Toutes ces sorties annonçaient un paradis des droits de l’Homme au Togo sous l’ère Ahoomey-Zunu, le respect total des droits de l’opposition, ce qui s’entend des libertés politiques et publiques de manifestations et d’expression. Mais les actes sont aux antipodes de ces professions de foi.
 
Des miliciens pour empêcher le meeting du CST
 
Jusqu’au 4 août dernier, la pratique consistait à déployer des agents des forces de l’ordre bien identifiables, et parfois des militaires habillés en uniforme de policiers ou de gendarmes, pour réprimer les manifestations non interdites du Collectif « Sauvons le Togo ». Mais elle semble avoir changé.
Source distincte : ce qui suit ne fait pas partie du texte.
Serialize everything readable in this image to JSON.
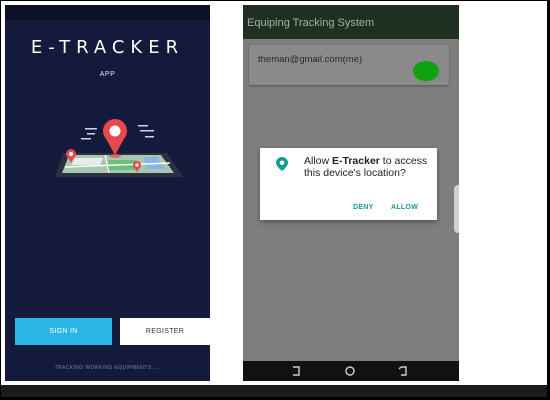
{
  "left_screen": {
    "title": "E-TRACKER",
    "subtitle": "APP",
    "signin_label": "SIGN IN",
    "register_label": "REGISTER",
    "tagline": "TRACKING WORKING EQUIPMENTS ....",
    "colors": {
      "background": "#141a3b",
      "signin": "#29b6e6",
      "pin": "#e8474c"
    }
  },
  "right_screen": {
    "app_title": "Equiping Tracking System",
    "account_email": "theman@gmail.com(me)",
    "status_color": "#0fa10f",
    "dialog": {
      "icon": "location-pin-icon",
      "text_pre": "Allow ",
      "app_name": "E-Tracker",
      "text_post": " to access this device's location?",
      "deny_label": "DENY",
      "allow_label": "ALLOW",
      "accent": "#159c8e"
    },
    "nav_icons": [
      "back-icon",
      "home-icon",
      "recent-apps-icon"
    ]
  }
}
En lieu et place des corps habillés, le pouvoir recourt désormais à ses milices pour intimider et violenter au besoin. La nouvelle stratégie vient d’être inaugurée à Kara le samedi 4 août dernier.
 
« Malgré le respect des formalités administratives en la matière, des bérets rouges furent déployés sur le terrain. Et ce n’est qu’à la suite de moult tractations qu’ils ont dû replier, remplacés quelques minutes plus tard par un renfort de miliciens munis de cordelettes, des machettes et des gourdins. Ces derniers ont proféré des menaces à l’endroit des responsables du collectif qu’ils ont sommés de quitter rapidement les lieux sous peine de subir des actes de violence car Kara n’a pas besoin de sauveurs. Selon les propos, la ville ayant été déjà sauvée par Faure GNASSINGBE, le CST n’a qu’à aller offrir ses prestations dans d’autres préfectures du Togo. Plus grave, un véhicule de couleur blanche de marque BMW immatriculé TG 4239 AD appartenant à monsieur Romy Badanaro- Essom, beau-frère d’Ernest Gnassingbé, était positionné sur les abords du lieu du meeting, rempli de gourdins et de machettes. Face à l’agressivité des miliciens qui voulaient en découdre avec les membres du CST et la foule des militants qui ont fait le déplacement du meeting malgré les intimidations et surtout l’indifférence complice et coupable des forces de sécurité qui n’ont daigné intervenir, la délégation du CST a quitté le lieu du meeting », rapporte le Collectif dans une déclaration datée du mardi 7 août.
 
Il faut le souligner, tout s’est fait au vu et au su des forces de l’ordre restées impassibles devant ces agissements des miliciens. Logiquement, puisque les miliciens ont été bien organisés par le sommet de l’Etat et des billets de banque leur ont été distribués pour ce faire. Au centre de la manœuvre, Faure Gnassingbé himself. Tout cela, dans un pays qui se veut démocratique et de droit !
 
Ils étaient nombreux, les Togolais à prédire un échec à Arthème Ahoomey-Zunu à la Primature, au vu de son profil. En tout cas les Togolais ne le voyaient pas faire mieux que son prédécesseur Gilbert Fossoun Houngbo. « Ne Houan gbo adéee, Ahoomey yé lazounoudéa ? » (Si Houngbo a échoué, est-ce Ahoomey qui va réussir ?). C’est le morceau improvisé par les artistes du Collectif « Y-en-a marre, Etiamé », jouant sur leurs noms, lors du concert du vendredi 27 juillet dernier sur l’esplanade du Palais des congrès de Lomé. Une chanson qui exprimait à merveille le pessimisme des populations quant à sa réussite. Et les faits n’ont pas tardé à leur donner raison. Il faut même craindre que le recours aux miliciens pour faire le sale boulot à la place des corps habillés et ainsi les désengager de la responsabilité des répressions et autres violences sur les manifestants du CST ne devienne la norme sous Ahoomey-Zunu, qui fait partie de la ligne dure autour de Faure Gnassingbé.